Looking for people with experience with the Coral + LL3, mostly asking whether the FPS usable and data consistent and usable. If there’s anything else which is notable about your experience with the Coral that would be great as well.
iirc the provided note pipeline runs at about 17 fps, which is good enough for auto lineup if you do some trig to find the field position of the note and close loop on odometry. Not really good enough for close looping on the raw camera readings, especially for a turning based lineup. Also, depending on the camera mount angle you might have issues with not getting enough frames to align with while driving very fast. We ended up driving at half speed while auto intaking for consistency.
Note detection was wonderful- very precise and the framerate we got was decent (15-30 fps, if I remember right). However, we ran into a problem where the entire device would frequently restart, disabling the ML pipeline on reboot. So, it was unusable outside of a testing environment. We think it was static discharge, but we’re unsure- most reasonable isolation methods weren’t very effective for us, and the problem occurred with numerous combinations of Limelights, Corals, and sufficiently specced cables. I have seen other people mention the same issue online, and as far as I know no reliable solution has been found
I’d be curious to know the drop-off of the readings, if there was one for the pipeline.
We ran one for automatic note alignment and it actually worked too good a couple times. We had it set to take steering away from the driver to make sure he picked them up straight(he had a bad habbit of straffing accross the note which would make it jam in the intake) away we got stuck trying to pick up a note that had passed through the amp and would lie there on the other side of the lexan wall if the human player didn’t move it.
what do you mean by drop-off?
For 2928, we ran note detection for intaking in both autonomous and teleop throughout the entire season. It wasn’t anything complicated, but whenever the intake button was held, it would strafe the robot to stay lined up with the note. This helped a lot when the note was not visible by the driver. It’s been a while, but i think the framerate was in the ballpark of 30 fps which was more than usable for us.
We had a few instances where the coral would momentarily disconnect from a collision (probably should have hot glued the connector), causing the pipeline to revert back to retroreflective, but that was resolved in update 2024.6.
We used the model provided by limelight which very robust at all of our venues, even with the uneven lighting at DCMP. I’ve also trained my own model in the offseason based on limelight’s guide and a random dataset I found online, and it only took a few hours to have facial detection up and running.
Here is an example on red side where it helped us find a note that was bumped out of position.
987 also used it extensively, which helped recover auto when there were collision on the center line. It was also used to pick up a note dropped at the start of auto.
4476 also used the raw values of the LL3+ with coral in basically the same way as others described.
Took raw tx values, centered the robot by converting field relative joystick inputs to robot centric, and only allowing the robot to move in directions where the intake is centered on the note. We only implemented this for championships, and then more recently stemley cup event where it ran while intaking. Code here.

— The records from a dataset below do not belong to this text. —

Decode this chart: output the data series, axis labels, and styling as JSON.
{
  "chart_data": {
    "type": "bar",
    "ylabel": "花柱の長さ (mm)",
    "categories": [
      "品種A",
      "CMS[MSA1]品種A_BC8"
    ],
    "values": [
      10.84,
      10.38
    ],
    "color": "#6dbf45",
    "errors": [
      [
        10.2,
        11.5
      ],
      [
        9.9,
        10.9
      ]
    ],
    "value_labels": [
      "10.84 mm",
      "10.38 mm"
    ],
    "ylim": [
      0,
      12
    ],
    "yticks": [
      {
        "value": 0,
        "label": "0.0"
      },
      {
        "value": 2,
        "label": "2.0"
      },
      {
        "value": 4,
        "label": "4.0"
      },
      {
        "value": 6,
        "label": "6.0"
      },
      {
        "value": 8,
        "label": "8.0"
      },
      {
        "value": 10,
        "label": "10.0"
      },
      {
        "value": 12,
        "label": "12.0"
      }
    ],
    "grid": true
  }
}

We also used it similarly in auto for picking up dropped notes/notes that had been nudged/moved. We used it in autos like this.
2056 I believe used LL on color detection, not with coral for higher FPS, though personally I don’t think the FPS was a limiting factor for our use case and we were very satisfied with the performance and would use it again for similar use cases.
We also had reversion issues with pipeline in testing, which luckily never happened during a match, and pit checks made sure the pipeline settings were not reverted.
As in diminished accuracy and precision over distance, seems to be mostly answered by the other posters as well though lol.
we had a fairly low mount angle to assist intakimg right until the note was under the bumper, so we didnt have much distance to see any loss of accuracy over distance. the main issue we had was the latency while turning, had to lock the robot heading while running auto intake
We managed to find an incredible model which allowed us to run at the max fps at all resolutions. I truly have no idea how it is this good so if anyone has an idea I’d love to know.
After that you drive robot oriented at tx angle with a PID controller on ty for the speed and a PID controller on tx for the rotation.